Today I found several Mathematica packages for doing things in general relativity and quantum field theory, I updated the links here. I found xTensor, SusyMath and cadabra (this one is written in C++). Many more can be found in the Computer Physics Communications journal (CPC). Those packages are opensource, but depend on a proprietary product. And I cannot help myself, but when I look at the sources, I just find the Mathematica language completely messy.
So now I am concentrating to get the relativity.py working and then calculate something that they did. And if it turns out that it is reasonably fast (i.e. I will get the correct result in minutes, or hours) and if the source code is going to be short and nice (I hope so), I'll try to write an article about it to CPC. As a side effect, it will be a real world test for SymPy. Also I would like then to do the same calculation in SAGE, to see how it compares to SymPy. What I don't like in SAGE is that I prefer to import the library as a normal python module and I don't want to be trapped in another environment (SAGE is actually preproccessing the input a little, like converting ^ to ** etc, which I don't like at all). I think the symbolic package should be a regular standard python library.

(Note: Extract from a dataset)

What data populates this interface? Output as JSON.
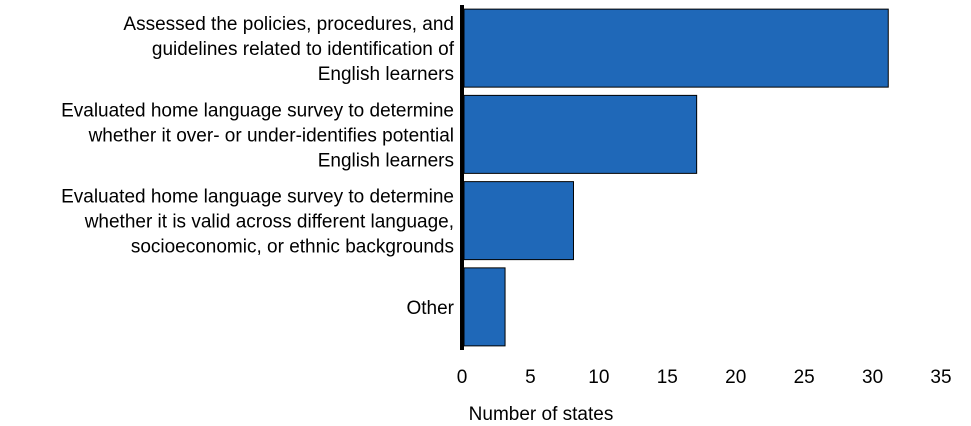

And who knows python, should easily understand how to work with that.
Right now I am struggling with the mattern matching (issue 82) in order for the dsolve() to be able to solve the differential equations that arise in relativity.py.
I would like to make it into 0.4. I think we can release a little after sympy gets into debian unstable (hopefuly in a week or two), so that we can check how it behaves etc. and fix everything for 0.4.
I know that there are still some issues, that are quite embarrassing they still don't work in SymPy, but I think more important is to "release early, release often".